That’s the view of Joseph Capurso, senior currency strategist at the Commonwealth Bank, who says that LNG looks set to rival iron ore as a key driver of Australia’s terms of trade, and as a consequence the Australian dollar, in the years ahead.

“LNG is increasingly becoming an important commodity for Australia,” he says.

“We estimate oil and gas production — as measured by value added — will approach iron ore production in the next few years.
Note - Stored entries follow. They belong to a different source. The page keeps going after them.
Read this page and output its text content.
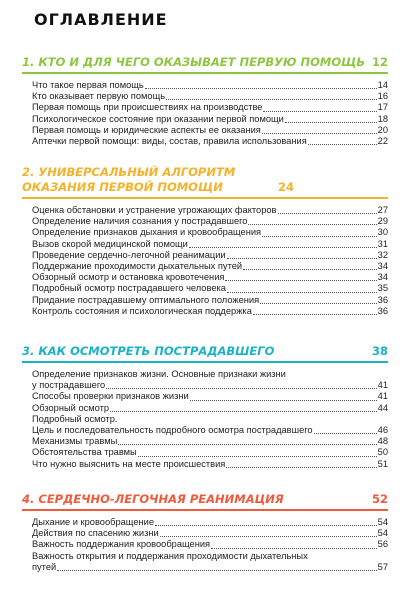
ОГЛАВЛЕНИЕ
1. КТО И ДЛЯ ЧЕГО ОКАЗЫВАЕТ ПЕРВУЮ ПОМОЩЬ 12
Что такое первая помощь	14
Кто оказывает первую помощь	16
Первая помощь при происшествиях на производстве	17
Психологическое состояние при оказании первой помощи	18
Первая помощь и юридические аспекты ее оказания	20
Аптечки первой помощи: виды, состав, правила использования	22
2. УНИВЕРСАЛЬНЫЙ АЛГОРИТМ ОКАЗАНИЯ ПЕРВОЙ ПОМОЩИ	24
Оценка обстановки и устранение угрожающих факторов	27
Определение наличия сознания у пострадавшего	29
Определение признаков дыхания и кровообращения	30
Вызов скорой медицинской помощи	31
Проведение сердечно-легочной реанимации	32
Поддержание проходимости дыхательных путей	34
Обзорный осмотр и остановка кровотечения	34
Подробный осмотр пострадавшего человека	35
Придание пострадавшему оптимального положения	36
Контроль состояния и психологическая поддержка	36
3. КАК ОСМОТРЕТЬ ПОСТРАДАВШЕГО	38
Определение признаков жизни. Основные признаки жизни
у пострадавшего	41
Способы проверки признаков жизни	41
Обзорный осмотр	44
Подробный осмотр.
Цель и последовательность подробного осмотра пострадавшего	46
Механизмы травмы	48
Обстоятельства травмы	50
Что нужно выяснить на месте происшествия	51
4. СЕРДЕЧНО-ЛЕГОЧНАЯ РЕАНИМАЦИЯ	52
Дыхание и кровообращение	54
Действия по спасению жизни	54
Важность поддержания кровообращения	56
Важность открытия и поддержания проходимости дыхательных
путей	57
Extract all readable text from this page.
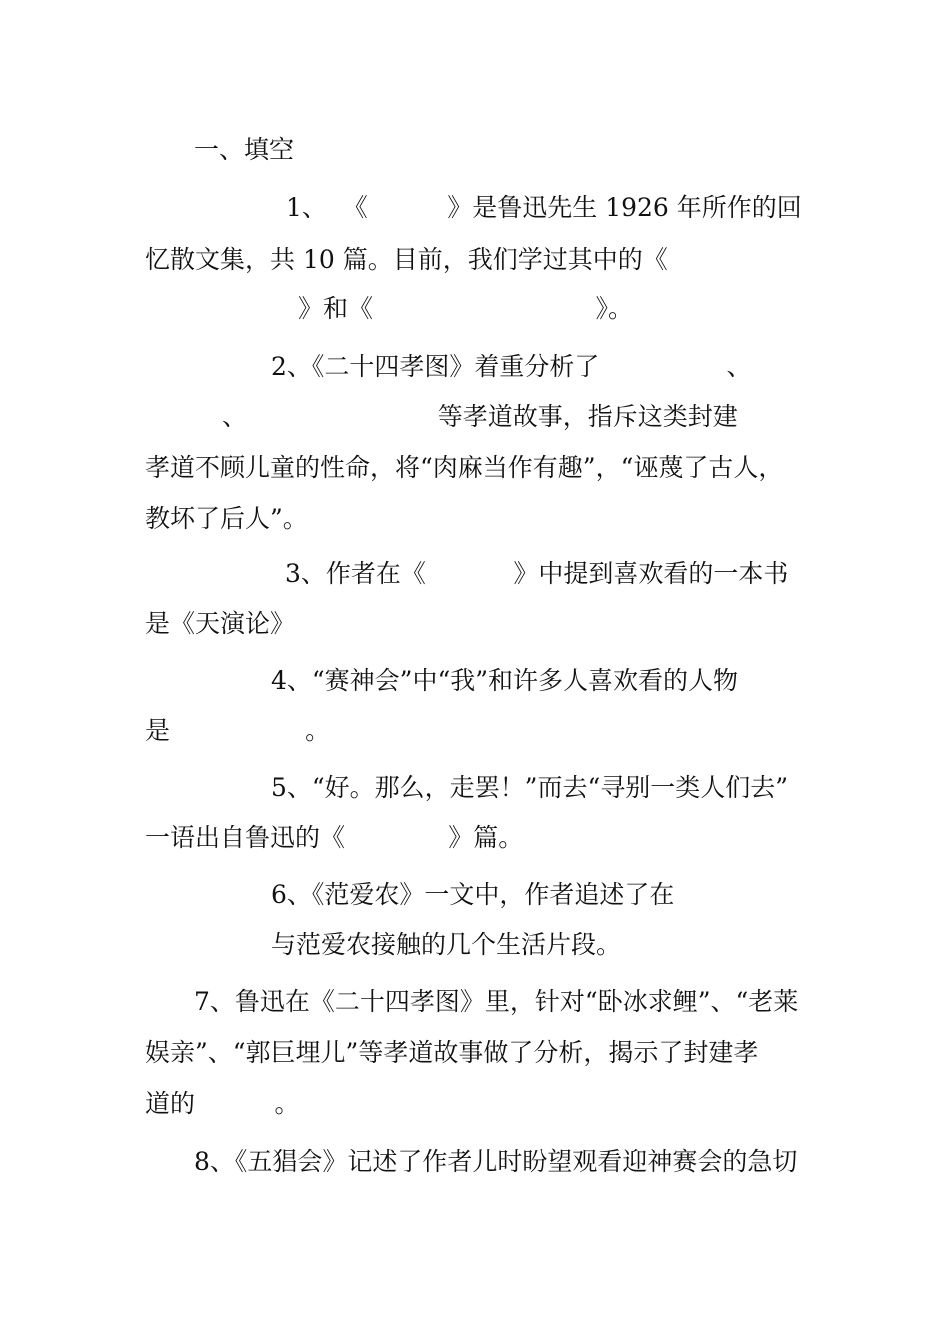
一、填空
1、  《          》是鲁迅先生 1926 年所作的回
忆散文集，共 10 篇。目前，我们学过其中的《
》和《                            》。
2、《二十四孝图》着重分析了                、
、                        等孝道故事，指斥这类封建
孝道不顾儿童的性命，将“肉麻当作有趣”，“诬蔑了古人，
教坏了后人”。
3、作者在《           》中提到喜欢看的一本书
是《天演论》
4、“赛神会”中“我”和许多人喜欢看的人物
是                 。
5、“好。那么，走罢！”而去“寻别一类人们去”
一语出自鲁迅的《             》篇。
6、《范爱农》一文中，作者追述了在
与范爱农接触的几个生活片段。
7、鲁迅在《二十四孝图》里，针对“卧冰求鲤”、“老莱
娱亲”、“郭巨埋儿”等孝道故事做了分析，揭示了封建孝
道的          。
8、《五猖会》记述了作者儿时盼望观看迎神赛会的急切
The upshot is the LNG price is a growing influence on Australia’s terms of trade and AUD.”

Source: Commonwealth Bank

Capurso suggests that LNG’s influence on the Australian dollar has already been seen this year, helping to explain why the Australian dollar has risen back towards 80 US cents despite a sharp decline in the iron ore price.

“The ongoing recovery in the LNG price is an emerging part of the story supporting AUD,” he says. “The LNG price has increased by 45% since the cyclical low point in May 2016, and 13% so far this year.”

Along with renewed US dollar weakness, a smaller current account deficit and firmer base metals prices, Capurso says this helps to explain why the Aussie has rallied even with a sharp decline in the iron ore price seen since February.

This chart from the Commonwealth Bank shows the relationship between the price of Australian LNG sold to Japan overlaid against movements in the AUD/USD.

Source: Commonwealth Bank

As LNG prices have recovered, so too has the Aussie dollar.

And while LNG prices are unlikely to be as volatile as those in iron ore given most will be supplied under long-term contracts, Capurso says its influence on the Aussie will only increase further as production levels increase.

“The iron ore price will remain an important influence on the AUD,” he says.

“However, it is important to also be aware of changing trends in LNG and oil prices, given the growing importance of LNG in Australia’s export mix.”

LNG contract prices are linked to changes in Brent crude, meaning that moments in the latter will likely be used as a proxy for those in the former.